Numerous high-tech firms are exploring ways to slow down spammers. One idea is a vast network of verified users who collectively identify and block spam from one another. Another scheme resembles stamps on paper mail, making senders pay a fraction of a cent per message (a trivial amount to ordinary users, but a huge expense to spammers who send millions of messages).

Flood Gates

Bill Gates updated his vision of ubiquitous technology that lets users access sound, video, and text anywhere at anytime. Now billed as "seamless computing," it aims to unite the computer in the office with the entertainment gadgetry in the living room.

Mr. Gates told the International Consumer Electronics Show, a massive trade event in Las Vegas, that new software and broadband internet access are moving toward a new technological revolution. What techies have discussed and dreamed about for years is becoming reality.

"We are developing software that's in the car, in the phone, of course in the PC, the set-top box, the watch," Mr. Gates said. "All the places where software can run, we want to make sure that we do the best we can to make that connect up and to make it seamless."

The goal is to let a person access any movie, TV show, song, document, or picture from any available gadget. This means people must invest in the latest generation of hardware and software, aided by the growing dominance of wireless connectivity. To enjoy seamless computing, they must spend more money on technology.

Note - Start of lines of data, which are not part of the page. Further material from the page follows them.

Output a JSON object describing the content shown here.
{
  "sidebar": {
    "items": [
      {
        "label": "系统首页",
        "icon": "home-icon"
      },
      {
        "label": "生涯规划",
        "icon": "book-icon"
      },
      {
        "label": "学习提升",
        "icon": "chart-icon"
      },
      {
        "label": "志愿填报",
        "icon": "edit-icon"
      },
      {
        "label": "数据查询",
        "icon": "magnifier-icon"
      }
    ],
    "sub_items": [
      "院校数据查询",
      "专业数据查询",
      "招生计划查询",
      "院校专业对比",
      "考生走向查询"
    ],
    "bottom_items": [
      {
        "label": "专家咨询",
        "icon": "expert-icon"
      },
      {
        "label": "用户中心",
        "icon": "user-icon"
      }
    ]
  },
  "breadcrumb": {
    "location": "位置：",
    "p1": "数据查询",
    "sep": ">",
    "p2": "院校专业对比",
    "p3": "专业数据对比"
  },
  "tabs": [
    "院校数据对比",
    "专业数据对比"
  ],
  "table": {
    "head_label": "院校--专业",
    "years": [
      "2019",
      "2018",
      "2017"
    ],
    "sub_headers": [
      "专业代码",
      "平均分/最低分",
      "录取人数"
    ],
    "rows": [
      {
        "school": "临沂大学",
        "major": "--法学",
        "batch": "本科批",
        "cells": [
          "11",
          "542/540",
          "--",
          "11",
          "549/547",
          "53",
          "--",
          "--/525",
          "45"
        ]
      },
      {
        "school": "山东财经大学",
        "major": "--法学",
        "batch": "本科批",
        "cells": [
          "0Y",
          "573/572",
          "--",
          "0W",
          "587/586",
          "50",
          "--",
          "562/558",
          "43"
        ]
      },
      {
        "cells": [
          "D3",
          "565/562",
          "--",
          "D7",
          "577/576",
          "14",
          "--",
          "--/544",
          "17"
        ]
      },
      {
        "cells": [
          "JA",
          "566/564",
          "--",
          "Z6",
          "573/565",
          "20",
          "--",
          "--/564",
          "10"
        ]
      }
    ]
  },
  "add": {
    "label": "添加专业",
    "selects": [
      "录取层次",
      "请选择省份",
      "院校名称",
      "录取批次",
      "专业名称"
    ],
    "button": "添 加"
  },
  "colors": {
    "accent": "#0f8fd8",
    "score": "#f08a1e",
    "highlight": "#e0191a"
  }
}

Mr. Gates's seamless computing vision poses a conflict with Hollywood, Nashville, and Madison Avenue over copyright issues. Content may be available anywhere, but moving it from place to place (or skipping advertising) may raise hackles among media companies.

Bits & Megabytes

Software maker Adobe revealed that it secretly tweaked Photoshop and other graphics programs to discourage counterfeiters. The company says its security measure, which displays a warning when users try to duplicate paper money, is invisible to honest customers. The admission came after a Photoshop user publicly complained about problems opening a picture of a $20 bill.

Verizon plans to spend $1 billion to build America's fastest wireless internet service, which will provide downloads up to 10 times faster than ordinary dialup access. The new technology will be available in some cities starting this summer-and will probably cost $80 per month for unlimited usage (in addition to normal cell phone charges). The company also plans to spend another $2 billion upgrading its traditional wired phone network to send calls as internet traffic.

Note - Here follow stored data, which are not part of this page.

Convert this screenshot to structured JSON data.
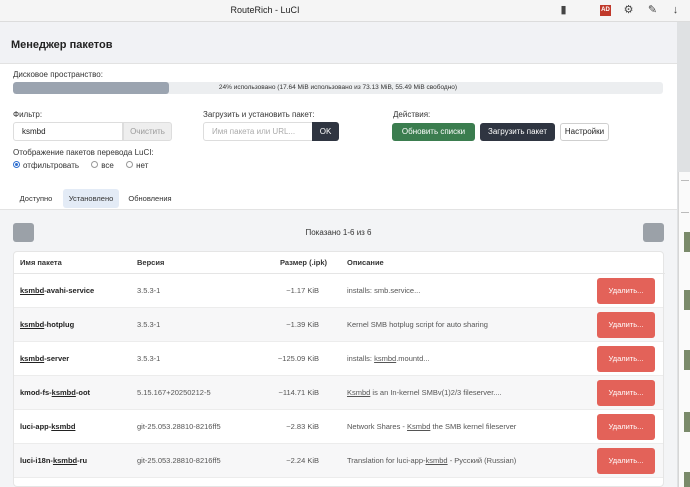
{
  "browser": {
    "title": "RouteRich - LuCI",
    "red_icon_label": "AD"
  },
  "modal": {
    "title": "Менеджер пакетов",
    "disk": {
      "label": "Дисковое пространство:",
      "usage_text": "24% использовано (17.64 MiB использовано из 73.13 MiB, 55.49 MiB свободно)",
      "percent": 24
    },
    "filter": {
      "label": "Фильтр:",
      "value": "ksmbd",
      "clear_label": "Очистить"
    },
    "upload": {
      "label": "Загрузить и установить пакет:",
      "placeholder": "Имя пакета или URL...",
      "ok_label": "OK"
    },
    "actions": {
      "label": "Действия:",
      "update_lists": "Обновить списки",
      "upload_package": "Загрузить пакет",
      "settings": "Настройки"
    },
    "translation": {
      "label": "Отображение пакетов перевода LuCI:",
      "options": [
        "отфильтровать",
        "все",
        "нет"
      ],
      "selected": "отфильтровать"
    },
    "tabs": [
      "Доступно",
      "Установлено",
      "Обновления"
    ],
    "active_tab": "Установлено",
    "showing": "Показано 1-6 из 6",
    "table": {
      "headers": [
        "Имя пакета",
        "Версия",
        "Размер (.ipk)",
        "Описание"
      ],
      "remove_label": "Удалить...",
      "rows": [
        {
          "name": "ksmbd-avahi-service",
          "version": "3.5.3-1",
          "size": "~1.17 KiB",
          "description": "installs: smb.service..."
        },
        {
          "name": "ksmbd-hotplug",
          "version": "3.5.3-1",
          "size": "~1.39 KiB",
          "description": "Kernel SMB hotplug script for auto sharing"
        },
        {
          "name": "ksmbd-server",
          "version": "3.5.3-1",
          "size": "~125.09 KiB",
          "description": "installs: ksmbd.mountd..."
        },
        {
          "name": "kmod-fs-ksmbd-oot",
          "version": "5.15.167+20250212-5",
          "size": "~114.71 KiB",
          "description": "Ksmbd is an In-kernel SMBv(1)2/3 fileserver...."
        },
        {
          "name": "luci-app-ksmbd",
          "version": "git-25.053.28810-8216ff5",
          "size": "~2.83 KiB",
          "description": "Network Shares - Ksmbd the SMB kernel fileserver"
        },
        {
          "name": "luci-i18n-ksmbd-ru",
          "version": "git-25.053.28810-8216ff5",
          "size": "~2.24 KiB",
          "description": "Translation for luci-app-ksmbd - Русский (Russian)"
        }
      ]
    }
  },
  "colors": {
    "primary_dark": "#2f3541",
    "success_green": "#3b7d4f",
    "danger_red": "#e36259",
    "header_bg": "#f1f2f5"
  }
}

Samsung has unveiled the world's largest flat-panel home television, which measures 80 inches and will carry a five-figure price tag when it debuts next year. This tops the previous leader, a 76-inch model that LG plans to release this year. Many manufacturers are racing to design huge new-generation TVs, which become in-store showpieces and expensive toys for video buffs.

IBM set a record for most patents issued in a single year, obtaining 3,415 inventions recognized by the U.S. Patent and Trademark Office. Big Blue also marked its 11th year scoring more patents than any other company, beating its nearest rival, Canon, by 70 percent. Only four of the top 10 companies receiving patents were U.S. based; all the rest are from Asian countries.